Perhaps nothing is debated more than the differences between how men and women negotiate. Many employees worry that men and women can’t negotiate equally, and cite examples of how the glass ceiling can affect these discussions. The truth is, our culture generally rewards men who negotiate well, but not women. Women can negotiate successfully for higher salaries, better hours, and other things they need. At Shapiro, we want to level the playing field.
Ask for What You Want
In their book, Women Don’t Ask, authors Sara Laschever and Linda Babcock contend that women don’t have what they want in their careers because, generally, women don’t ask. This applies to everything from raises to time off, from potential for advancement to more exciting assignments. The two authors have discovered that, as a result, women sacrifice over half a million dollars in the course of their careers and advance more slowly than men.

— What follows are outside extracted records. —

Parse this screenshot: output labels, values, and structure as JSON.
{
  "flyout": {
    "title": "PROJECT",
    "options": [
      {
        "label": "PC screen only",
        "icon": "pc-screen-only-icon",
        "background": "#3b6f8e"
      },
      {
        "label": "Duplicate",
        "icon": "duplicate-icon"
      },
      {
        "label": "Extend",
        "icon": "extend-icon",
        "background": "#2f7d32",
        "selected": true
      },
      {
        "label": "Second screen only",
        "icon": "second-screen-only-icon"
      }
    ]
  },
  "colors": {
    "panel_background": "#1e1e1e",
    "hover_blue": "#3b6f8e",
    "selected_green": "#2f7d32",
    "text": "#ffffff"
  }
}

Many women of all ages are hesitant to speak up because they fear being assertive will make them look uncooperative and bossy. The truth is, not asking makes a woman look like a doormat. While many women are good at negotiating for others, they’re hesitant to do so for themselves. If you are a woman facing negotiations, don’t be afraid to speak up.
Know Your Value
Just like men, women need to do research before negotiating, especially in salary negotiations. Part of this involves knowing exactly what your skills are and what they’re worth in today’s market. Research how much people of both sexes with your skills or in your position are getting paid in your company or competing ones. Present these figures to your employer as evidence for why you deserve what you’re asking for. Negotiation training can help you learn how to capitalize on your strengths and make negotiations feel more natural and less stressful.
Look Through Your Lens
Many employees think only older women have problems negotiating. While women in their 40s and 50s can find negotiations difficult, younger women aren’t exempt. Your negotiation skills and comfort level depend on what was normal for you growing up, no matter what era you were born in. If you came from a patriarchal family, you’re more likely to feel uncomfortable questioning men in any context. Conversely, if most of the people who raised you were female, you may feel comfortable negotiating but be unprepared for masculine approaches and arguments. Don’t allow your gender to rule negotiations, but don’t discount it, either.
A great number of women hesitate to negotiate because they think gender biases are already working against them. For example, a woman with a male boss might say, “I don’t want to ask him for a raise because if I get too excited, he’ll think I’m being emotional.” This attitude sets you up to fail. Remember that no one wants to get emotional during negotiations or say anything inappropriate – it’s not “a woman thing,” no matter what past attitudes may have been. Learn how to be comfortable in these situations rather than putting up a front – negotiation training can help you feel comfortable being yourself and asking for what you need.
Learn From Others
Part of learning to negotiate successfully involves watching others negotiate, both men and women. Be willing to learn from others’ successes and mistakes. Ask the women around you what worked or didn’t for them – and ask the men the same question. Learn from mentors and coworkers when the best times are to negotiate, and how best to negotiate for different things.